Zeg de Israelieten: als u in het land komt en u (geboren Israeliet of vreemdeling) brengt de Here een vuuroffer (brand of slachtoffer), dan zal hij, die de Here een schaap als offergave aanbiedt, toevoegen als spijsoffer 1/10 efa fijn meel, aangemaakt met ¼ hin olie en ¼ hin wijn tot een plengoffer. Bij een ram zult u toevoegen als spijsoffer 2/10 efa fijn meel, aangemaakt met 1/3 hin olie en 1/3 hin wijn tot een plengoffer en dat de Here als een liefelijke reuk aanbieden. Als u een rund bereid als brandoffer of als slachtoffer, dan zal men als spijsoffer toevoegen 3/10 efa fijn meel, aangemaakt met een ½ hin olie en ½ hin wijn tot een plengoffer, als een vuuroffer tot een liefelijke reuk voor de Here. Wanneer u van de spijs des lands eet zult u de eerstelingen van uw gerstemeel in de vorm van een koek, als heffing geven.

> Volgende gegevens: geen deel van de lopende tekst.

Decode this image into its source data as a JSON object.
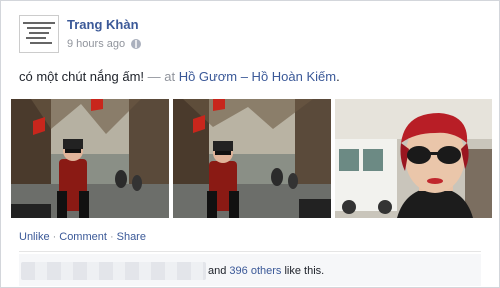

De onopzettelijke zonde (15:22 tot 31)

Als u onopzettelijk een van deze geboden niet volbrengt (buiten weten van de vergadering), zal de gehele vergadering een jonge stier als brandoffer bereiden tot een liefelijke reuk voor de Here, met bijbehorend spijsoffer en plengoffer en daarnaast een geitebok tot zondoffer. De priester zal over de gehele vergadering der Israelieten (alswel de vreemdeling in uw midden) verzoening doen, en het zal hun vergeven worden.

Wanneer een persoon (onder de Israelieten geboren of een vreemdeling in uw midden) onopzettelijk gezondigd heeft zal hij een éénjarige geit tot zondoffer aanbieden en de priester zal over hem verzoening doen en het zal hem vergeven worden.

Wie iets met voorbedachten rade doet (geboren Israeliet of vreemdeling), die zal een lasteraar van de Here zijn en uit Zijn volk worden uitgeroeid, want hij heeft het woord des Heren veracht en zijn gebod geschonden en zijn ongerechtigheid is op hem.

De sabbatschender (15:32 tot 36)

De Israelieten betrapten in de woestijn iemand die op de sabbatdag aan het houtsprokkelen was en brachten hem tot Mozes en Aaron, die hem in bewaring stelden, omdat nog niet bepaald was wat met hem gedaan moest worden. Toen zei de Here: die man zal zeker ter dood gebracht worden. Toen leidde de gehele vergadering hem buiten de legerplaats, en stenigden hem, zodat hij stierf.

De gedenkkwasten (15:37 tot 41)

Zeg de Israelieten dat zij gedenkkwasten maken aan de hoeken van hun kleren en daarin een blauwpurperen draad verwerken. Als u daarnaar ziet zult u de geboden des Heren gedenken en die volbrengen zonder uw hart of uw ogen te volgen om tot overspel verleidt te worden.

 

De opstand van Korach: Datan en Abiram (16:1 tot 50)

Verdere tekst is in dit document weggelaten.